Las elecciones iraquís, las primeras desde las legislativas del 2005, han sido un éxito para el primer ministro Nuri al Maliki y la Coalición por el Estado de Derecho liderada por el partido chií Dawa, creado en la década de los 50 y que pagó con sangre la oposición a Husein. Las excepciones son las provincias kurdas, autónomas desde 1991, y Kirkuk, el enclave petrolero disputado por kurdos, turcomanos y árabes, donde primero hay que ver cómo se distribuye el poder. A pesar del asesinato de una decena de candidatos, las elecciones han transcurrido sin incidentes, con una participación superior al 50%. El descrédito de los partidos religiosos, cuyo sectarismo ha alimentado las masacres, ha beneficiado a los partidos laicos y multiconfesionales, mientras la presencia de Al Qaeda ha quedado reducida a Diyala.

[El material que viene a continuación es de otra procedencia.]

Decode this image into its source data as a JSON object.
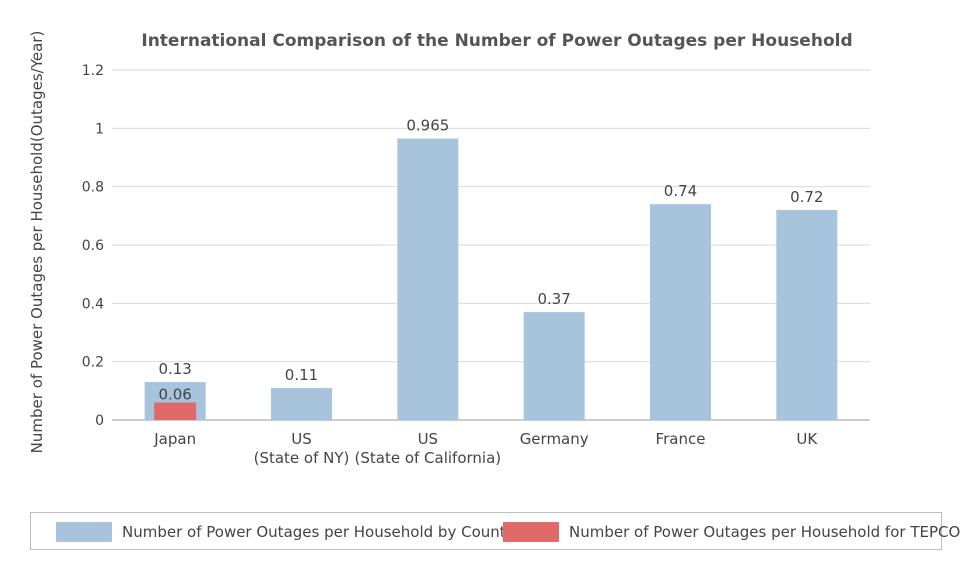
{
  "chart_data": {
    "type": "bar",
    "title": "International Comparison of the Number of Power Outages per Household",
    "ylabel": "Number of Power Outages per Household(Outages/Year)",
    "xlabel": "",
    "ylim": [
      0,
      1.2
    ],
    "yticks": [
      "0",
      "0.2",
      "0.4",
      "0.6",
      "0.8",
      "1",
      "1.2"
    ],
    "grid": true,
    "legend_position": "bottom",
    "categories": [
      [
        "Japan"
      ],
      [
        "US",
        "(State of NY)"
      ],
      [
        "US",
        "(State of California)"
      ],
      [
        "Germany"
      ],
      [
        "France"
      ],
      [
        "UK"
      ]
    ],
    "series": [
      {
        "name": "Number of Power Outages per Household by Country",
        "color": "#a8c4dc",
        "values": [
          0.13,
          0.11,
          0.965,
          0.37,
          0.74,
          0.72
        ],
        "labels": [
          "0.13",
          "0.11",
          "0.965",
          "0.37",
          "0.74",
          "0.72"
        ]
      },
      {
        "name": "Number of Power Outages per Household for TEPCO",
        "color": "#e06a6a",
        "values": [
          0.06,
          null,
          null,
          null,
          null,
          null
        ],
        "labels": [
          "0.06",
          "",
          "",
          "",
          "",
          ""
        ]
      }
    ]
  }
}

La ocupación desmanteló el Estado y la resistencia amenazó la estabilidad regional, pero el baño de sangre ha favorecido los deseos de poner fin a la violencia. Las elecciones no son todavía la paz pero sí un primer paso para conseguirla. En suma, como preconiza un viejo principio, si no puedes acabar con el enemigo, cómpralo, que es lo que ha hecho Washington con las milicias sunís y Al Maliki con los jefes tribales y religiosos chiís.